Então, entre ter que ir pra cama com várias meninas para provar minha masculinidade e namorar apenas uma, que ainda dizia querer se casar virgem (sim, ela também era de um lar evangélico), escolhi essa segunda opção. Era mais fácil de administrar e eu poderia manter minha máscara de "hetero" colada no rosto. Pelo menos, era o que eu pensava. Mas isso só durou até a Alexia me apresentar o Leandro, um amigo que ela havia feito no colégio anterior.

"A única amizade que valia a pena preservar daquele lugar horrível", ela dizia; o que, não vou negar, causava-me certos ciúmes. Antes de conhecê-lo, era sempre Leandro isso, Leandro aquilo... Até que esse nome virou brincadeira entre nós. Quando começávamos a brigar, eu soltava "então volta pra sua vida antiga e busca o Leandrinho lá na escola da qual você fugiu...". E ríamos. E então, finalmente o vi e entendi o motivo de tamanho carinho. E não só carinho...

Numa sexta-feira de fevereiro, três meses após o início do nosso namoro, combinei com a Alexia de sairmos com um casal de amigos que tinham carro (eles já estavam com quase vinte anos, universitários, enquanto eu e Alexia tínhamos acabado de completar 18 anos e nem a carteira de motorista havíamos tirado). Foi quando ela teve a ideia de chamar o Leandro, que havia acabado de voltar de uma viagem à Europa. Ela queria que eu finalmente o conhecesse e eu, secretamente, já tinha colocado na cabeça que ele era um nerd mala.

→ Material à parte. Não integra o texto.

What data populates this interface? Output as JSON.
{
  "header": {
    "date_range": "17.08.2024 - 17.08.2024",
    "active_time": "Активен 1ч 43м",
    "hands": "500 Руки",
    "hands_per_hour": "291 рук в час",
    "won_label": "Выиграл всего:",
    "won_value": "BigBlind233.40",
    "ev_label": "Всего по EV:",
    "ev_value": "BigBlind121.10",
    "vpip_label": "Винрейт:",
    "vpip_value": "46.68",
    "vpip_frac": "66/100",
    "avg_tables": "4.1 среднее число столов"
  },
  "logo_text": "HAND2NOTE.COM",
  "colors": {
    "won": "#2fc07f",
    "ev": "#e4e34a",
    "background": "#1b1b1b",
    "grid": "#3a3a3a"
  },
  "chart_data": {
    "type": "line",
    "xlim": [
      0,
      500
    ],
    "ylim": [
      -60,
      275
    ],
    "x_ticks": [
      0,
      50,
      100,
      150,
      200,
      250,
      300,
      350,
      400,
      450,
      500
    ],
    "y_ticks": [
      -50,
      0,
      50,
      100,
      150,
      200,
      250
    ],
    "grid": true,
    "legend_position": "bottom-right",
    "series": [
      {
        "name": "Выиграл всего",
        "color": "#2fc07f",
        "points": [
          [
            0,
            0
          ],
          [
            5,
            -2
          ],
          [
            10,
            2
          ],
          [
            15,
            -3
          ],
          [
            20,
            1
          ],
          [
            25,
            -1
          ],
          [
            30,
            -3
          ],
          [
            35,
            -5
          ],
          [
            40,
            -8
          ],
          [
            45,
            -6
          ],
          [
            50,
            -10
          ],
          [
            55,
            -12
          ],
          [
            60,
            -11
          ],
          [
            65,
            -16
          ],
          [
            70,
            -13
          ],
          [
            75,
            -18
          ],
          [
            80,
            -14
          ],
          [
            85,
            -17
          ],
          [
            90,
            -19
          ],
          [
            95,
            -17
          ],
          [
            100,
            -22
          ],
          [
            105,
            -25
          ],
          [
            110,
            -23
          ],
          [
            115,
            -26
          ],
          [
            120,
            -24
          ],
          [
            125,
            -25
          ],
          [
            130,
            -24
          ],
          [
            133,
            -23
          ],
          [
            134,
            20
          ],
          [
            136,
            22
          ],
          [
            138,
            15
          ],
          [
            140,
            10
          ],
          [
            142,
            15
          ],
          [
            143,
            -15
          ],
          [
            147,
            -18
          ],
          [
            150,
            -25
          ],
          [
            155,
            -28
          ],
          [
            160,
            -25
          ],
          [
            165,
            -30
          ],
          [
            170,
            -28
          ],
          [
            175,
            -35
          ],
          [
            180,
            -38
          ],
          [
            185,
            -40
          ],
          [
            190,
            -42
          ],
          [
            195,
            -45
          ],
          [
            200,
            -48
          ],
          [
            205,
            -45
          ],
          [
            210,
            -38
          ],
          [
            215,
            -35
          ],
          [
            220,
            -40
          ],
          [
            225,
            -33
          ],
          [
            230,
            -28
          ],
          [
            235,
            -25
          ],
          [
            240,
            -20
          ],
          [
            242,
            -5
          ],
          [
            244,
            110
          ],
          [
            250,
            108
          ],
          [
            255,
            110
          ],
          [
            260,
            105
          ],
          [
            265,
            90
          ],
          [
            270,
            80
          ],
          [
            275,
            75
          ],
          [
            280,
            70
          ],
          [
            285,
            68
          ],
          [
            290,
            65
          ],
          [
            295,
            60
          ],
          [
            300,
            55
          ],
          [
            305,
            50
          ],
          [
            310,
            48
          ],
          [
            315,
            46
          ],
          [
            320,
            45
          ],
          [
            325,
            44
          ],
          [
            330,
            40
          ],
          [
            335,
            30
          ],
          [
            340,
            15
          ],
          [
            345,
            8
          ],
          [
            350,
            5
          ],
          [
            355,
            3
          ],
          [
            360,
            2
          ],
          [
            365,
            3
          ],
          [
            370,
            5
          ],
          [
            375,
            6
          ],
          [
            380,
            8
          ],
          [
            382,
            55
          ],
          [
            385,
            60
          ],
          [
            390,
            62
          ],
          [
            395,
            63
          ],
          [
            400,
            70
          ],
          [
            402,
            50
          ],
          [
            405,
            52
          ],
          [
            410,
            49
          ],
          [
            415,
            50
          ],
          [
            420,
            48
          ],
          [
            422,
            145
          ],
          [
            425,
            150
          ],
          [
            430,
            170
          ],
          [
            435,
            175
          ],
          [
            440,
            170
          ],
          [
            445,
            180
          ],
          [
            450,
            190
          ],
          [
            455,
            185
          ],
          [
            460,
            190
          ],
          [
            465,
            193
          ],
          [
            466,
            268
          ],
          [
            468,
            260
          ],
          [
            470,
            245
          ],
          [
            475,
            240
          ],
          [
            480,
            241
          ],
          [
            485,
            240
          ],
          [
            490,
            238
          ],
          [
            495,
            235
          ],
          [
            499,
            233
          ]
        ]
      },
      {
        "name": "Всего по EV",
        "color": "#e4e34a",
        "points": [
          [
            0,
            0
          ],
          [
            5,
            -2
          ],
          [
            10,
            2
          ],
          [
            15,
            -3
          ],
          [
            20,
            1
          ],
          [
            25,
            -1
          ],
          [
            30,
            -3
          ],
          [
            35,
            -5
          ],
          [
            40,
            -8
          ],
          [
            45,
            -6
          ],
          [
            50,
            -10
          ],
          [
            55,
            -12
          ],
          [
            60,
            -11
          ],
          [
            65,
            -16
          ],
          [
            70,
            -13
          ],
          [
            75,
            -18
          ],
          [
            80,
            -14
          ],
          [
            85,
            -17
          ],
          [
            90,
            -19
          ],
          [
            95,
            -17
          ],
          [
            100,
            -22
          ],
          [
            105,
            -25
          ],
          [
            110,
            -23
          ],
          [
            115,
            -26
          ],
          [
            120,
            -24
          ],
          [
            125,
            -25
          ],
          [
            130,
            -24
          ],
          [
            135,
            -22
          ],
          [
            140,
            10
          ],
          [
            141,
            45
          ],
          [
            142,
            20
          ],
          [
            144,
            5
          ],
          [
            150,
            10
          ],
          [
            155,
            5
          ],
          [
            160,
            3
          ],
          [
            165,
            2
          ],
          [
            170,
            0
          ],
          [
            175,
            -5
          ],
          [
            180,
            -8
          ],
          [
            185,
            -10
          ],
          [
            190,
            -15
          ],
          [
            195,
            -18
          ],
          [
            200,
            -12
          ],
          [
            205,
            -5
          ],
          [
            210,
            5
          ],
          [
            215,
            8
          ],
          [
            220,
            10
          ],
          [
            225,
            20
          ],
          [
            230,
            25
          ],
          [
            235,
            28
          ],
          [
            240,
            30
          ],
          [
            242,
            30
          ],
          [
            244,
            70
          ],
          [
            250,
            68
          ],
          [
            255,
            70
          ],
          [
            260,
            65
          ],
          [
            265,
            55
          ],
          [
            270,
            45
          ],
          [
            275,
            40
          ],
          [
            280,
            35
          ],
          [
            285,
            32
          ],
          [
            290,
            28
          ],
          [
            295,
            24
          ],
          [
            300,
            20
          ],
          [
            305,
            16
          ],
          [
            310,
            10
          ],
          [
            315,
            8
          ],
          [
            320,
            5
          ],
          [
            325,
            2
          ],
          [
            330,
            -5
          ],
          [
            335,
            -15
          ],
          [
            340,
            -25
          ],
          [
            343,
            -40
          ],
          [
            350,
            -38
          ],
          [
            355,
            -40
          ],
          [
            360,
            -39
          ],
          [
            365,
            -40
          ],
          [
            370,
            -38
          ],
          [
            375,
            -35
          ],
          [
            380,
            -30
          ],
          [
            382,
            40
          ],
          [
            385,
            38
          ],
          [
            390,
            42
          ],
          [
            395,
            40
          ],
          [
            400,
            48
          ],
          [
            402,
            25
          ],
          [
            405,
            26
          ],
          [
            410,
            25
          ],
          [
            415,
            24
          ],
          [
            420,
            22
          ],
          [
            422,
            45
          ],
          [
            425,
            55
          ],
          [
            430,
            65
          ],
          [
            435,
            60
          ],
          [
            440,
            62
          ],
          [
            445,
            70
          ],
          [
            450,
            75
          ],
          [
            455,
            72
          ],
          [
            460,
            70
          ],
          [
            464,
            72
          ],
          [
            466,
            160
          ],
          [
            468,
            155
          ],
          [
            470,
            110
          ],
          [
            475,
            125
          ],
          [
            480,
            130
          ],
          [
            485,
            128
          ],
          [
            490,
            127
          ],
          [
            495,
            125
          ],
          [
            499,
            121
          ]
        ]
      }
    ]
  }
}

– Dois casais e seu amigo de vela? Não sei se vai ser mais chato pra ele ou pra nós. – disse.

– Ele nem liga. E nem precisa ter pena, porque ele acha isso uma prisão. – ela respondeu rindo, apontando para o anel de compromisso na minha mão.

– Ok, convencido. Sem pena. – ri sem jeito.

Descemos do meu apartamento, onde estávamos assistindo TV com minha mãe ("Juízo, meus filhos, Deus os acompanhe e nada de álcool!"), e fomos esperar o carro do Fernando na rua em frente. Às 19:15 eles chegaram. Vanessa abriu a porta do passageiro e inclinou seu assento para frente, de modo que pudéssemos entrar atrás, enquanto falava animada:

– Noite dos casais! É daqui direto pro motel fazer swing, sim ou com certeza?! – e vendo nossas caras de dúvida, completou. – TÔ ZOANDO!

Gargalhamos e, ao recuperar o fôlego, Alexia disse:

– Que noite dos casais, que nada! Vamos nós três. O Leandro já está nos esperando no boliche.

Chegando lá, ele estava na pista 7, sentado num banco e descalçando os tênis para colocar aqueles calçados especiais de boliche. Ao ouvir nossos passos, cada um com seus devidos sapatos de jogo nas mãos, ele ergueu a cabeça e olhou para nós. E então eu vi. O Leandro tinha um rosto lindo, que ficava ainda mais luminoso quando ele sorria e mostrava as fileiras de dentes perfeitos. Devia ter 18 ou 19 anos, mas sua aparência era a de alguém com uns quatro anos a mais: barba por fazer, queixo quadrado bem másculo, cabelos castanhos cuidadosamente desarrumados. Tinha um corpo bonito, mas não tão forte quanto o meu, devido a anos de dedicação maior aos esportes do que aos estudos.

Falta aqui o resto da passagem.